Articles are usually better with fewer links, and editors who go through
and clear out excess external links are often thanked. Links aren't
sacred: we add the ones we think are best and cull the rest.
Yes, but letting our personal goals get in the way isn't a good thing.
As long as the
page which happens to have an attack on
the Wikipedian is a relevant external link it is better and doing
less damage
to the article than a link about buying cars or a random blog.
Whoa, is that
really what you mean? You'd defend the link to a webpage
that contains harassment of a Wikipedia editors just because it was
somewhat relevant to an article topic? And you think that such links
are less harmful to Wikipedia than other, non-harassing blogs? I think
we must be mis-communicating.
"Somewhat relevant" may be too low a standard here. If we have another
link that
could just as well go in the section that isn't there obviously we should
replace it. For many articles we have many good links about the same
issues and
we can't include them all. In those cases, when we have no other way of
deciding, I don't see anything wrong with deciding based on harrassement
concerns. However, we're not talking about somewhat relevant links, we're
talking about links to the official sites of the subjects.
And the vast
majority, most likely all, the damage from harassing links will
occur whether
or not we link to the website. The end result of this also is to remove more
and more to prevent harassement. For example, if someone keeps harassing an
editor until the person's article is deleted, do we delete it? No, not
any more
than we would if the person in question had politely asked for their
article to
be removed as one of borderline notability.
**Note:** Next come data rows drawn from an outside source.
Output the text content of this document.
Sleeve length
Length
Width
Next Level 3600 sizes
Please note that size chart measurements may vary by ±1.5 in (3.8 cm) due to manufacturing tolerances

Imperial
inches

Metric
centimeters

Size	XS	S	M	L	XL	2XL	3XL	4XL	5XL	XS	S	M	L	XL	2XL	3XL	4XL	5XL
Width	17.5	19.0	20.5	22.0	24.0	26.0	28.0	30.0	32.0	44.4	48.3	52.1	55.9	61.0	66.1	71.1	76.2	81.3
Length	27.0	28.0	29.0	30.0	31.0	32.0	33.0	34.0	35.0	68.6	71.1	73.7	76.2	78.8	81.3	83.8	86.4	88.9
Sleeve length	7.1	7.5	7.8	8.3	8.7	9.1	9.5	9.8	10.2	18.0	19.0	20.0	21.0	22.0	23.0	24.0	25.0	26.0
Nor do we make convenience
alterations and remove pertinent information of notable people
simply to stop
their little campaigns on Wikipedia. We do remove information when the
sourcing
is questionable, but that's basically it. And there's no substantial
difference
changing that policy whether we change it for birthdates, external links,
sourced criticism or anything else.
You are seriously misinformed about the extent
of deletions made through
the OTRS process. We quietly remove large amounts of sourced material,
even whole, highly sourced articles.
I'm not misinformed. I should have added something like " content that is
well-sourced but the individuals are not major public figures and would likely
get deleted if it went to AfD, or they are such major public figures that we
need to bow to them, minor well-sourced details about public figures that were
not widely reported and maybe a handful of other circumstances" I've not done
OTRS work, but in the times I've been peripherally or incidentally involved
with OTRS, the reasoning for removals has generally been good, and when the
person was genuinely notable a replacement article was eventually created that
was often very similar to the original content.
And if we're really deleting much more than that we have much more serious
problems than the external links policy.